Dance Kids is a Philippine television reality competition show broadcast by ABS-CBN. Hosted by Robi Domingo and Alex Gonzaga, it aired on the network's Yes Weekend! line is Yesha Camille up from November 14, 2015 to February 7, 2016, replacing Pinoy Big Brother: 737 and was replaced by I Love OPM. The show ended announcing the Filipino-Canadian duo Lucky Aces as the grand champion.

==Hosts==
- Robi Domingo
- Alex Gonzaga

==Judges==
The judges, dubbed as "Dance Masters" of the show:

- Vhong Navarro 'King of the Dance Floor'
- Georcelle Dapat-Sy of G-Force
- Andy Alviz

==The Try Outs==
In the first phase of the competition named as the "Try Outs", kids will perform in front of the judges known as the "Dance Masters." Performers can come in as a solo act, duo, or as a group.

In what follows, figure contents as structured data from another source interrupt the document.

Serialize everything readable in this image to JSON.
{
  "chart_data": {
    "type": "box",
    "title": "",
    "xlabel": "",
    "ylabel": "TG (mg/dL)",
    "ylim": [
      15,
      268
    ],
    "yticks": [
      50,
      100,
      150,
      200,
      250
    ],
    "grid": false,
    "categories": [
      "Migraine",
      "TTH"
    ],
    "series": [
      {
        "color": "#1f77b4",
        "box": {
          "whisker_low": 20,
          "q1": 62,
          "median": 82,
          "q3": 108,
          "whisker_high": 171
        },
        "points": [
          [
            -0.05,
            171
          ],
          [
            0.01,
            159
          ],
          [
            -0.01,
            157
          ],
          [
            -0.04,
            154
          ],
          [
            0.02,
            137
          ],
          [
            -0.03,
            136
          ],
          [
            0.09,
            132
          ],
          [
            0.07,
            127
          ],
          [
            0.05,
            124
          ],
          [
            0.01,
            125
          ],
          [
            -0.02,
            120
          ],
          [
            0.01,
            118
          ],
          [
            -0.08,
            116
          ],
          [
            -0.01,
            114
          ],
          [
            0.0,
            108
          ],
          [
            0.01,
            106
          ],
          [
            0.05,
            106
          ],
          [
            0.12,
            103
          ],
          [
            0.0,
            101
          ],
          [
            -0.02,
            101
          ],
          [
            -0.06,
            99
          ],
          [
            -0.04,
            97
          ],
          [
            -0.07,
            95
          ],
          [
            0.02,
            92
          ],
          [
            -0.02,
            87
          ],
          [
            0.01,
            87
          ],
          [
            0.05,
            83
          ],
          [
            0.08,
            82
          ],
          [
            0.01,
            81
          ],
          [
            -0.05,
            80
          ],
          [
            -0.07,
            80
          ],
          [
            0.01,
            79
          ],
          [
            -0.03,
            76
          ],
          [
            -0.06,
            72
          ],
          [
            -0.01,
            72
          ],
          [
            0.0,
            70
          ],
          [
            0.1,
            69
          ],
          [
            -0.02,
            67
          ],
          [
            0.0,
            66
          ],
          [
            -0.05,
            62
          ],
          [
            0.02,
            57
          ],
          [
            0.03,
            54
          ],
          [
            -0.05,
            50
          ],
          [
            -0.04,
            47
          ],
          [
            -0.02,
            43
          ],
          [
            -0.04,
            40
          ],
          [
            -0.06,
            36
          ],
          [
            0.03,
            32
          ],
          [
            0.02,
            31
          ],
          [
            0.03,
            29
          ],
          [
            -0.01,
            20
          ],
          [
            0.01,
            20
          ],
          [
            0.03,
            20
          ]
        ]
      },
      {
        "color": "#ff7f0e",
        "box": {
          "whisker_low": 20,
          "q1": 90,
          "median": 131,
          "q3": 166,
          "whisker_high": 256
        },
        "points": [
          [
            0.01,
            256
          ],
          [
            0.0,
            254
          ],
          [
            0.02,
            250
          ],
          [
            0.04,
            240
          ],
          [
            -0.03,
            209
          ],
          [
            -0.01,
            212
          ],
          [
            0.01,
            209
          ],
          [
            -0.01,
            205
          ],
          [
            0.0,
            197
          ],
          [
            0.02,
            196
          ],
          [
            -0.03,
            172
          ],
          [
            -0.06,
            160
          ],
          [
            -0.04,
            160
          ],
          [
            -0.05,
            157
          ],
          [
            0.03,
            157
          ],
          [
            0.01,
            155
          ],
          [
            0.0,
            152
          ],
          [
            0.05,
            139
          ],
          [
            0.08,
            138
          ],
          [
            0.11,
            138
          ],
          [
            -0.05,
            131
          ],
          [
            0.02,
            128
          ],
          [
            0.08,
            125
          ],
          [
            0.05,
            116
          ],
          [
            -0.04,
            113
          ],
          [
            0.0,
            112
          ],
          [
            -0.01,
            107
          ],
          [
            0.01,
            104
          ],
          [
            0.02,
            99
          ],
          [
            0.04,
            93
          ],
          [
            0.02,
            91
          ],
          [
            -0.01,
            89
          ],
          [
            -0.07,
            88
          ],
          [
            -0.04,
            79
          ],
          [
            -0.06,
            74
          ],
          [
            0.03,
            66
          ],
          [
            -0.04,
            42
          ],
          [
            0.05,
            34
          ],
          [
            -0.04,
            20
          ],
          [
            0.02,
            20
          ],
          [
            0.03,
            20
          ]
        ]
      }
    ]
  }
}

The acts should be able to impress the Dance Masters at the end of their performance. If a Dance Master is impressed, he/she should stomp on the Stomp Pad. In the event that they get three (3) stomps from the Dance Masters within their performance, the act will automatically make it to next phase of the competition.

However, if the act could not complete all three stomps at the end of their performance, it won't be the end just yet. The Dance Master/s who initially stomped for the act, will have the opportunity to convince their co-Dance Masters to give the acts a chance. If one further declines, then the competition ends for the aspiring dancer or dance group.

The Dance Masters are only allowed to give their unanimous votes 32 times, for the 32 acts who will compete on the next level.

==The Dance Offs==
The "Dance Off" is the second level of the competition where two acts who made it from the "Try-outs", are chosen to dance against each other. The "Dance Masters" will then choose who among the two acts better by stomping the stomp pad. The act who gets the most stomp will be the one who will go to the "Step Up", the next level of the competition.

==The Step Ups==
Acts who made it into the "Step Ups" will go to the Quarter Finals, then Semi-finals and ultimately to the grand finals.

==Grand Champion's prizes==
The grand champion Lucky Aces, has received ₱2,000,000 cash, a house and lot, a family vacation, ₱300,000 worth of shopping spree, and a management contract from Star Magic.